Héctor Ruvalcaba

Personal information
- Born: June 26, 1997 (age 29) Guadalajara, Mexico

Sport
- Sport: Swimming
- Strokes: Butterfly, medley

Medal record
Representing Mexico
Central American and Caribbean Games
| Gold medal – first place | 2023 Santa Tecla | 4x200m freestyle relay |
| Silver medal – second place | 2018 Barranquilla | 200m butterfly |
| Bronze medal – third place | 2018 Barranquilla | 200m individual medley |
| Bronze medal – third place | 2023 Santa Tecla | 200m butterfly |
| Bronze medal – third place | 2023 Santa Tecla | 200m individual medley |

= Héctor Ruvalcaba =

Mexican swimmer (born 1997)

Héctor Ruvalcaba Cruz (born 26 June 1997) is a Mexican male swimmer who competed at the collegiate level for the Incarnate Word Cardinals.

Born in Guadalajara, Ruvalcaba began swimming at age eight and moved to Tijuana with his family as a teenager.

Ruvalcaba started competing at the international level in the 2017 Summer Universiade.
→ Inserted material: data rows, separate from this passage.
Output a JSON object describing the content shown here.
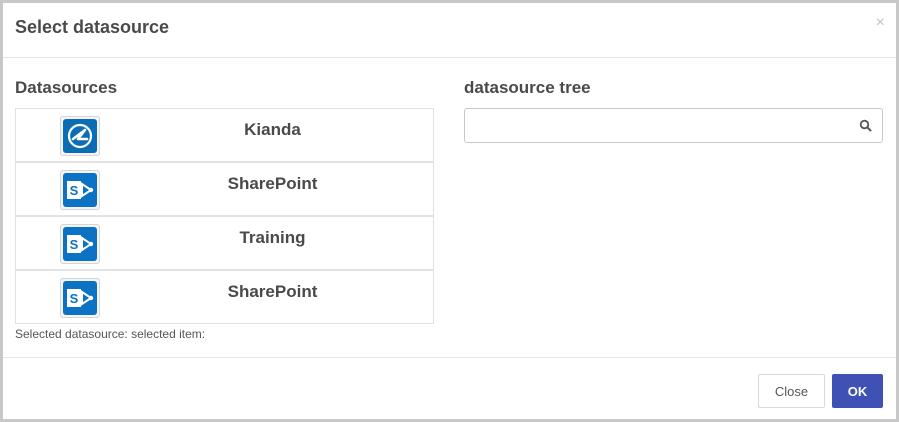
{
  "dialog": {
    "title": "Select datasource",
    "close_symbol": "×"
  },
  "datasources": {
    "heading": "Datasources",
    "items": [
      {
        "label": "Kianda",
        "icon": "kianda-logo-icon"
      },
      {
        "label": "SharePoint",
        "icon": "sharepoint-icon"
      },
      {
        "label": "Training",
        "icon": "sharepoint-icon"
      },
      {
        "label": "SharePoint",
        "icon": "sharepoint-icon"
      }
    ],
    "selected_text": "Selected datasource: selected item:"
  },
  "tree": {
    "heading": "datasource tree",
    "search_value": "",
    "search_icon": "search-icon"
  },
  "footer": {
    "close_label": "Close",
    "ok_label": "OK"
  },
  "colors": {
    "primary": "#3f51b5",
    "kianda_blue": "#0b6eb5",
    "sharepoint_blue": "#0b72c4"
  }
}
He won a silver medal in the 200m butterfly and a bronze in the 200m individual medley at the 2018 Central American and Caribbean Games. He later competed at the 2019 Pan American Games, where he reached two finals. During the COVID-19 pandemic, Ruvalcaba returned home to Tijuana to train in hopes of qualifying for the delayed 2020 Summer Olympics. He joined the LA Current for the 2021 International Swimming League.